Le réalisateur a par ailleurs exprimé sa reconnaissance au chef de canton et aux populations de Nanou pour leur accueil et leur accompagnement, ainsi qu’au ministère en charge de la Culture pour son soutien à la concrétisation du projet.
100 millions de FCFA pour soutenir le film
« La Dérive des Bozos » bénéficie d’un soutien financier du ministère de la Communication, de la Culture, des Arts et du Tourisme à travers le Faso Film Fonds, mis en place par l’Agence burkinabè de la cinématographie et de l’audiovisuel (ABCA).
Le montant de la subvention annoncée est de 100 millions de francs CFA.
Pour le camarade ministre Pingdwendé Gilbert Ouédraogo, cet accompagnement traduit la volonté des pouvoirs publics de continuer à soutenir la création et l’industrie culturelles malgré les difficultés auxquelles le pays est confronté.
Le financement public est ainsi présenté comme un moyen de maintenir la production artistique et de permettre aux créateurs burkinabè de poursuivre leur travail.

« Continuer à créer malgré les difficultés »
À Nanou, le lancement du film prend aussi une dimension symbolique.
Dans son intervention, le ministre Pingdwendé Gilbert Ouédraogo a présenté la poursuite de la création artistique comme une forme de résilience dans le contexte actuel du Burkina Faso.
Continuer à produire, raconter les histoires du pays et mettre en valeur son patrimoine participe, selon lui, au rayonnement culturel du Burkina Faso.

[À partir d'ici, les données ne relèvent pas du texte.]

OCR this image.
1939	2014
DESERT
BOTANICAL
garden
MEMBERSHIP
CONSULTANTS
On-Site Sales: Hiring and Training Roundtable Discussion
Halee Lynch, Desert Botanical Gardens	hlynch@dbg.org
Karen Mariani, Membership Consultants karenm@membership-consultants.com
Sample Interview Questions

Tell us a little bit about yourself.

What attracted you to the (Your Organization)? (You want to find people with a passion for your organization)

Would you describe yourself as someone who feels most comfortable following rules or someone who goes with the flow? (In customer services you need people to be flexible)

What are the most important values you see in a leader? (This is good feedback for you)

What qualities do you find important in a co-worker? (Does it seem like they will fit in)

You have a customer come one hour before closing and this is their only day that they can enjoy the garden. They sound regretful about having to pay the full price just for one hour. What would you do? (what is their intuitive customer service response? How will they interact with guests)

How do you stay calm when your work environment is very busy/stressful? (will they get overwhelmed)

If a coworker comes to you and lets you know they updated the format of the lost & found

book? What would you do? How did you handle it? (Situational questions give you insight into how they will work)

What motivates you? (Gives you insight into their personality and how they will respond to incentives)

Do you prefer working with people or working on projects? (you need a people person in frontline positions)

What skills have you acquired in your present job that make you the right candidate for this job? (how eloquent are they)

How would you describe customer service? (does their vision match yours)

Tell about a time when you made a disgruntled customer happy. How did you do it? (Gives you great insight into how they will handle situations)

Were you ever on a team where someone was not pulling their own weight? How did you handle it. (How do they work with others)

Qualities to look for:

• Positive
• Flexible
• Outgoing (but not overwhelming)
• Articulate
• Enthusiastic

Le ministre a salué le talent et la détermination d’Abdoulaye Pathon Dao et de son équipe, tout en formulant le souhait de voir « La Dérive des Bozos » devenir une œuvre de référence.

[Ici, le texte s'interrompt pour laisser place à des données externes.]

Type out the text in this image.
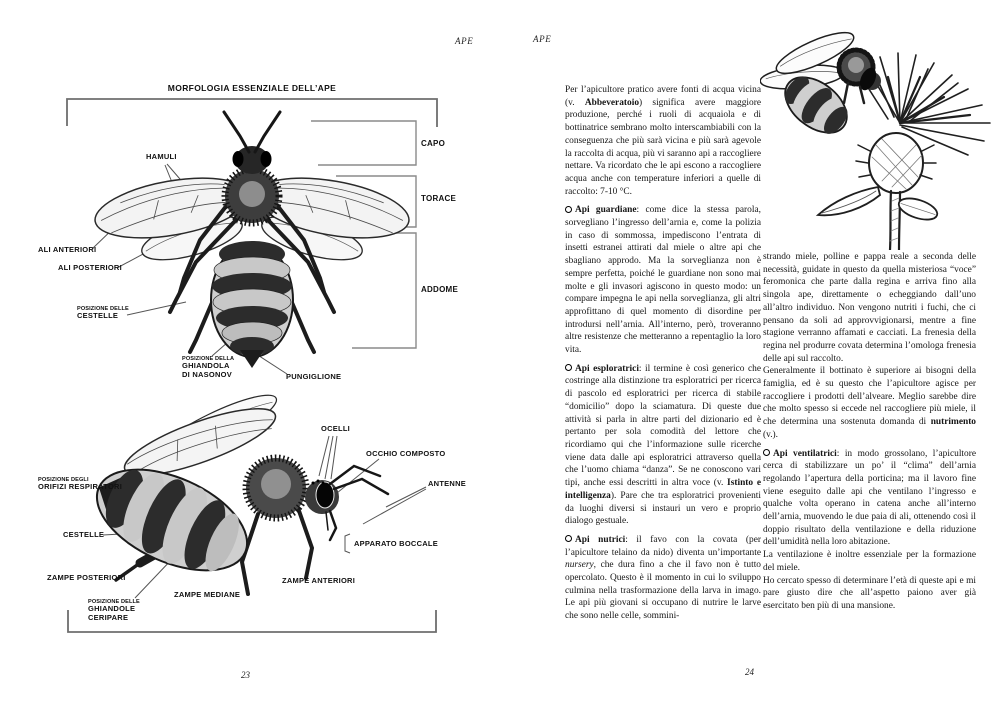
MORFOLOGIA ESSENZIALE DELL’APE
HAMULI
ALI ANTERIORI
ALI POSTERIORI
POSIZIONE DELLE
CESTELLE
POSIZIONE DELLA
GHIANDOLA
DI NASONOV	PUNGIGLIONE
CAPO
TORACE
ADDOME
OCELLI
OCCHIO COMPOSTO
ANTENNE
POSIZIONE DEGLI
ORIFIZI RESPIRATORI
CESTELLE
APPARATO BOCCALE
ZAMPE POSTERIORI
ZAMPE MEDIANE
ZAMPE ANTERIORI
POSIZIONE DELLE
GHIANDOLE
CERIPARE
APE	APE
23	24

Per l’apicultore pratico avere fonti di acqua vicina (v. Abbeveratoio) significa avere maggiore produzione, perché i ruoli di acquaiola e di bottinatrice sembrano molto interscambiabili con la conseguenza che più sarà vicina e più sarà agevole la raccolta di acqua, più vi saranno api a raccogliere nettare. Va ricordato che le api escono a raccogliere acqua anche con temperature inferiori a quelle di raccolto: 7-10 °C.

Api guardiane: come dice la stessa parola, sorvegliano l’ingresso dell’arnia e, come la polizia in caso di sommossa, impediscono l’entrata di insetti estranei attirati dal miele o altre api che sbagliano approdo. Ma la sorveglianza non è sempre perfetta, poiché le guardiane non sono mai molte e gli invasori agiscono in questo modo: un compare impegna le api nella sorveglianza, gli altri approfittano di quel momento di disordine per introdursi nell’arnia. All’interno, però, troveranno altre resistenze che metteranno a repentaglio la loro vita.

Api esploratrici: il termine è così generico che costringe alla distinzione tra esploratrici per ricerca di pascolo ed esploratrici per ricerca di stabile “domicilio” dopo la sciamatura. Di queste due attività si parla in altre parti del dizionario ed è pertanto per sola comodità del lettore che ricordiamo qui che l’informazione sulle ricerche viene data dalle api esploratrici attraverso quella che l’uomo chiama “danza”. Se ne conoscono vari tipi, anche essi descritti in altra voce (v. Istinto e intelligenza). Pare che tra esploratrici provenienti da luoghi diversi si instauri un vero e proprio dialogo gestuale.

Api nutrici: il favo con la covata (per l’apicultore telaino da nido) diventa un’importante nursery, che dura fino a che il favo non è tutto opercolato. Questo è il momento in cui lo sviluppo culmina nella trasformazione della larva in imago. Le api più giovani si occupano di nutrire le larve che sono nelle celle, sommini-

strando miele, polline e pappa reale a seconda delle necessità, guidate in questo da quella misteriosa “voce” feromonica che parte dalla regina e arriva fino alla singola ape, direttamente o echeggiando dall’uno all’altro individuo. Non vengono nutriti i fuchi, che ci pensano da soli ad approvvigionarsi, mentre a fine stagione verranno affamati e cacciati. La frenesia della regina nel produrre covata determina l’omologa frenesia delle api sul raccolto.

Generalmente il bottinato è superiore ai bisogni della famiglia, ed è su questo che l’apicultore agisce per raccogliere i prodotti dell’alveare. Meglio sarebbe dire che molto spesso si eccede nel raccogliere più miele, il che determina una sostenuta domanda di nutrimento (v.).

Api ventilatrici: in modo grossolano, l’apicultore cerca di stabilizzare un po’ il “clima” dell’arnia regolando l’apertura della porticina; ma il lavoro fine viene eseguito dalle api che ventilano l’ingresso e qualche volta operano in catena anche all’interno dell’arnia, muovendo le due paia di ali, ottenendo così il doppio risultato della ventilazione e della riduzione dell’umidità nella loro abitazione.

La ventilazione è inoltre essenziale per la formazione del miele.

Ho cercato spesso di determinare l’età di queste api e mi pare giusto dire che all’aspetto paiono aver già esercitato ben più di una mansione.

Il a également exprimé l’espoir de voir le cinéma burkinabè poursuivre sa dynamique d’excellence et porter les couleurs nationales au FESPACO 2027, avec l’ambition d’un deuxième sacre consécutif.
Continuer à créer, raconter le Burkina Faso et faire vivre son patrimoine : à Nanou, le cinéma se veut aussi un acte de résilience.

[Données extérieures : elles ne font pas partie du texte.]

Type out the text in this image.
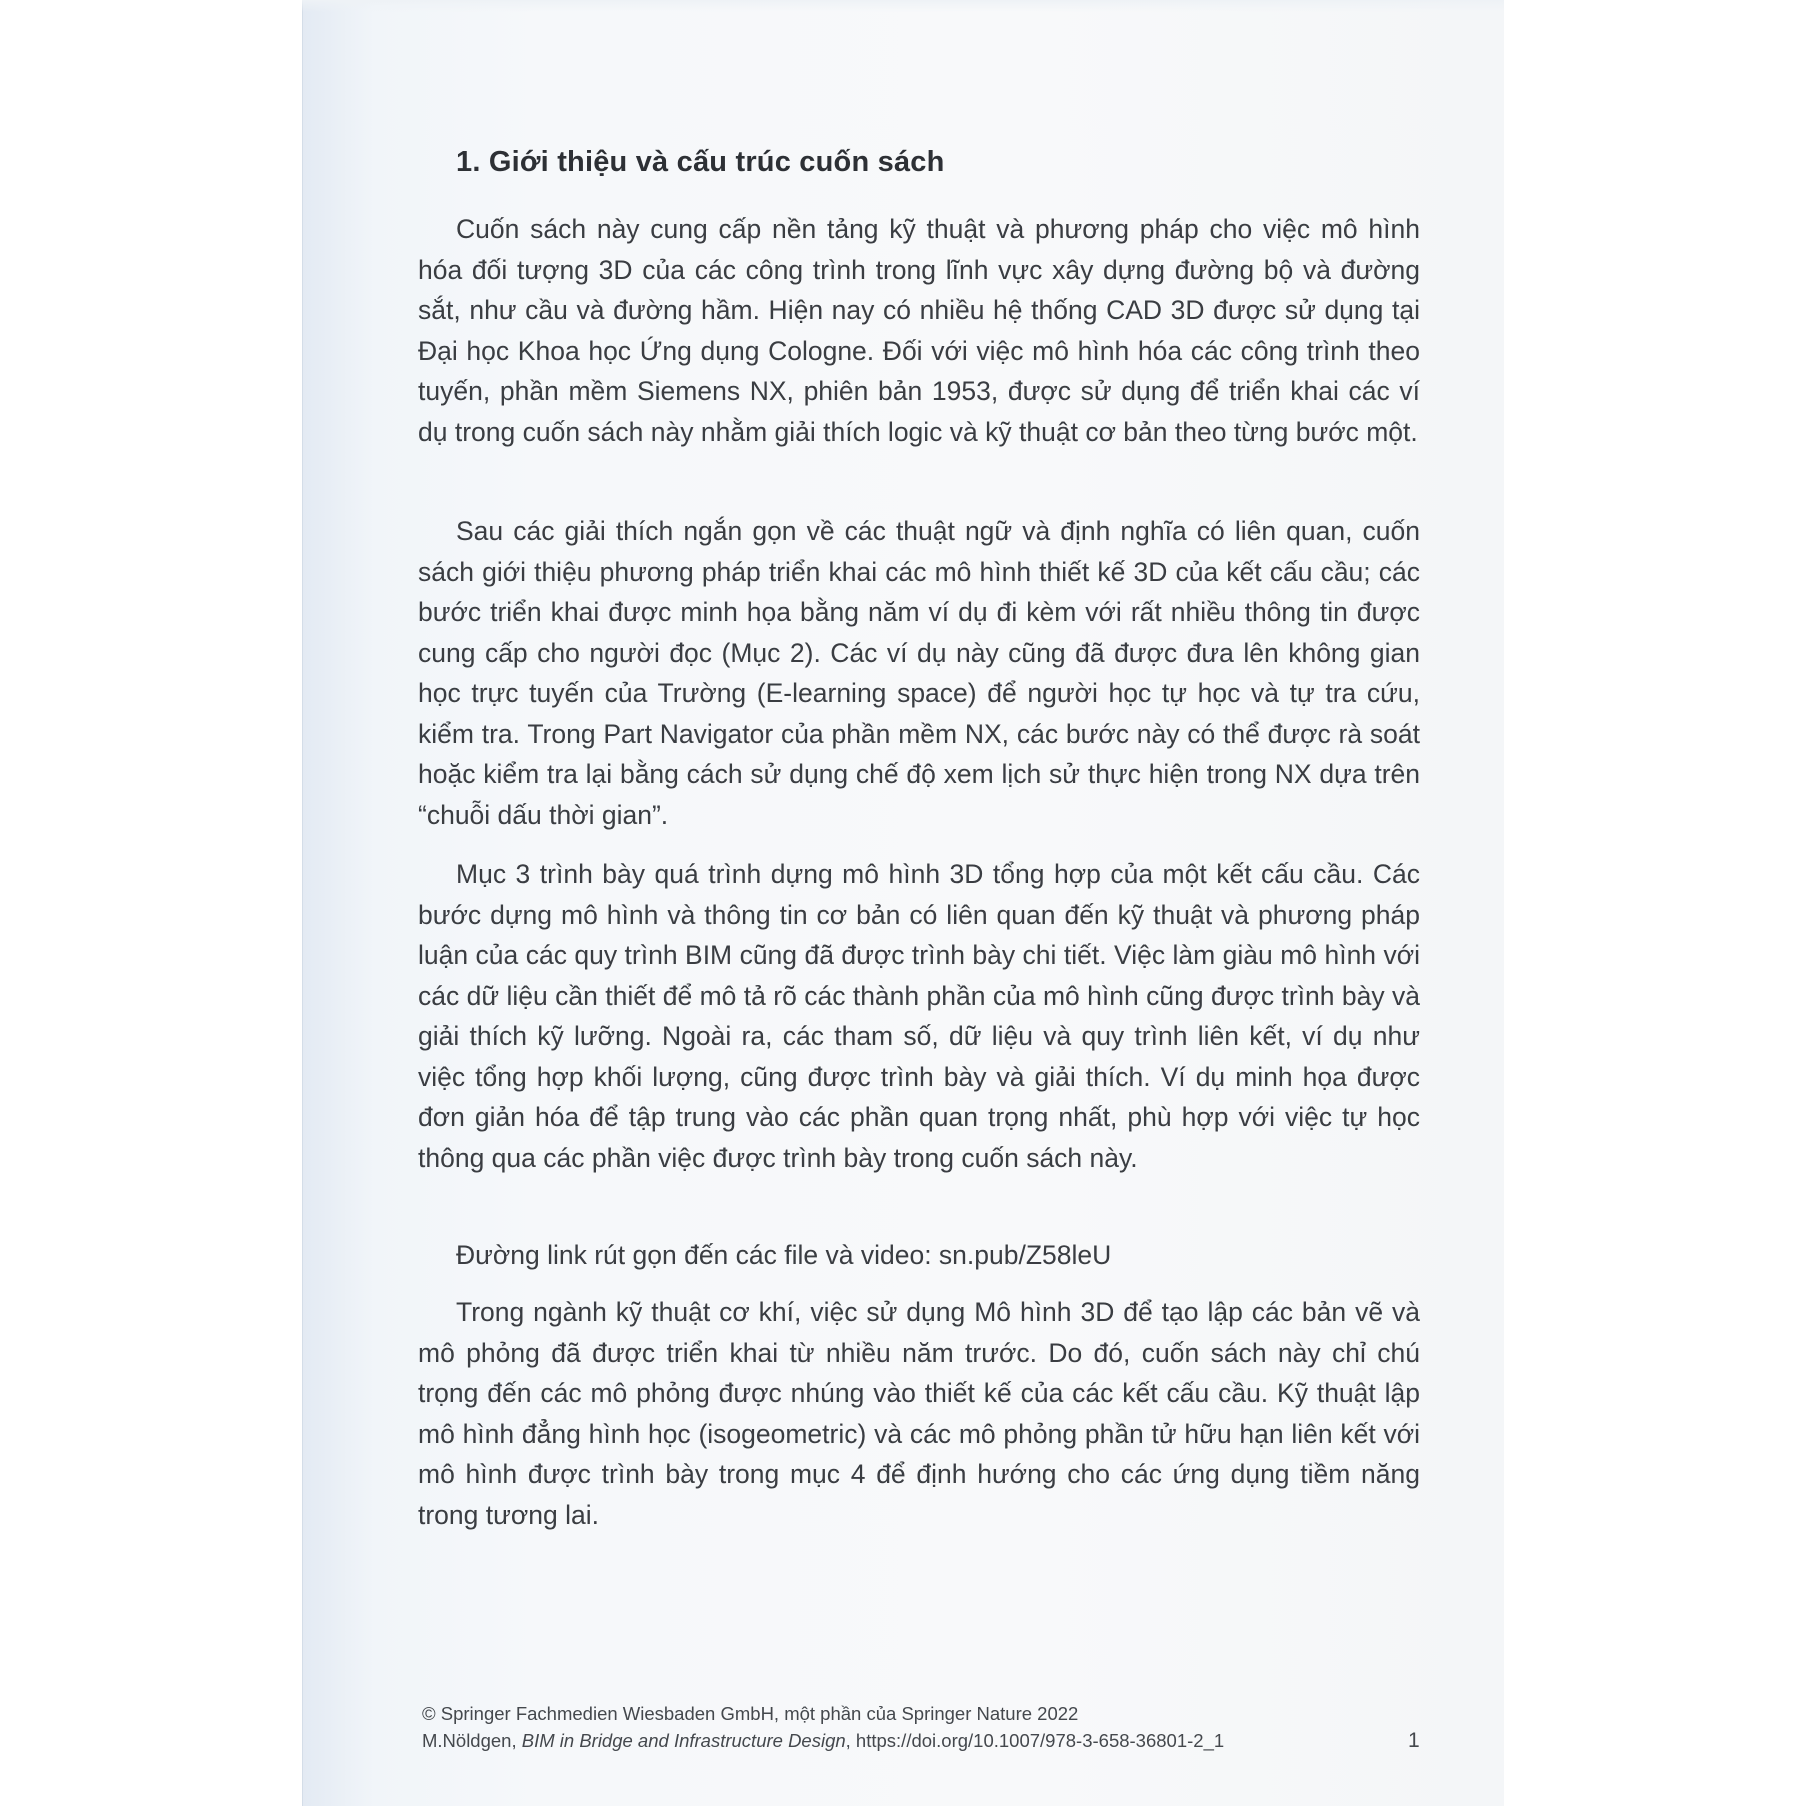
1. Giới thiệu và cấu trúc cuốn sách

Cuốn sách này cung cấp nền tảng kỹ thuật và phương pháp cho việc mô hình hóa đối tượng 3D của các công trình trong lĩnh vực xây dựng đường bộ và đường sắt, như cầu và đường hầm. Hiện nay có nhiều hệ thống CAD 3D được sử dụng tại Đại học Khoa học Ứng dụng Cologne. Đối với việc mô hình hóa các công trình theo tuyến, phần mềm Siemens NX, phiên bản 1953, được sử dụng để triển khai các ví dụ trong cuốn sách này nhằm giải thích logic và kỹ thuật cơ bản theo từng bước một.

Sau các giải thích ngắn gọn về các thuật ngữ và định nghĩa có liên quan, cuốn sách giới thiệu phương pháp triển khai các mô hình thiết kế 3D của kết cấu cầu; các bước triển khai được minh họa bằng năm ví dụ đi kèm với rất nhiều thông tin được cung cấp cho người đọc (Mục 2). Các ví dụ này cũng đã được đưa lên không gian học trực tuyến của Trường (E-learning space) để người học tự học và tự tra cứu, kiểm tra. Trong Part Navigator của phần mềm NX, các bước này có thể được rà soát hoặc kiểm tra lại bằng cách sử dụng chế độ xem lịch sử thực hiện trong NX dựa trên “chuỗi dấu thời gian”.

Mục 3 trình bày quá trình dựng mô hình 3D tổng hợp của một kết cấu cầu. Các bước dựng mô hình và thông tin cơ bản có liên quan đến kỹ thuật và phương pháp luận của các quy trình BIM cũng đã được trình bày chi tiết. Việc làm giàu mô hình với các dữ liệu cần thiết để mô tả rõ các thành phần của mô hình cũng được trình bày và giải thích kỹ lưỡng. Ngoài ra, các tham số, dữ liệu và quy trình liên kết, ví dụ như việc tổng hợp khối lượng, cũng được trình bày và giải thích. Ví dụ minh họa được đơn giản hóa để tập trung vào các phần quan trọng nhất, phù hợp với việc tự học thông qua các phần việc được trình bày trong cuốn sách này.

Đường link rút gọn đến các file và video: sn.pub/Z58leU

Trong ngành kỹ thuật cơ khí, việc sử dụng Mô hình 3D để tạo lập các bản vẽ và mô phỏng đã được triển khai từ nhiều năm trước. Do đó, cuốn sách này chỉ chú trọng đến các mô phỏng được nhúng vào thiết kế của các kết cấu cầu. Kỹ thuật lập mô hình đẳng hình học (isogeometric) và các mô phỏng phần tử hữu hạn liên kết với mô hình được trình bày trong mục 4 để định hướng cho các ứng dụng tiềm năng trong tương lai.

© Springer Fachmedien Wiesbaden GmbH, một phần của Springer Nature 2022
M.Nöldgen, BIM in Bridge and Infrastructure Design, https://doi.org/10.1007/978-3-658-36801-2_1	1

Le Palais Royal de Nanou entre aussi dans le récit
Après le clap, la délégation s’est rendue au Palais Royal de Nanou, inscrit sur la liste nationale des sites et attraits touristiques du Burkina Faso.
Cette visite n’est pas anodine.
Elle illustre la proximité entre cinéma, patrimoine et tourisme. Lorsqu’un site culturel devient un décor de production, il gagne potentiellement une nouvelle visibilité auprès du public.
Le cinéma peut ainsi contribuer à faire connaître des architectures, des paysages, des traditions et des lieux patrimoniaux parfois peu connus au-delà de leur région.
Pour Nanou, l’enjeu est donc de transformer cette visibilité cinématographique en opportunité de valorisation touristique.

Nanou veut transformer ses décors en opportunités
Avec « La Dérive des Bozos », Nanou confirme son potentiel pour accueillir des productions cinématographiques.
Mais l’enjeu pour la localité dépasse désormais le simple accueil d’une équipe de tournage.
La répétition des productions pourrait contribuer à positionner Nanou comme une destination de cinéma et de patrimoine, capable d’attirer à la fois professionnels, visiteurs et amateurs de culture.
Pour le Burkina Faso, cette dynamique offre également une autre manière de raconter le pays : à travers ses territoires, ses histoires, ses paysages et ses patrimoines.
À Nanou, le clap a donc officiellement lancé un film. Mais il pourrait aussi donner le signal d’une nouvelle histoire : celle d’un patrimoine local qui cherche à conquérir davantage de visibilité grâce au cinéma.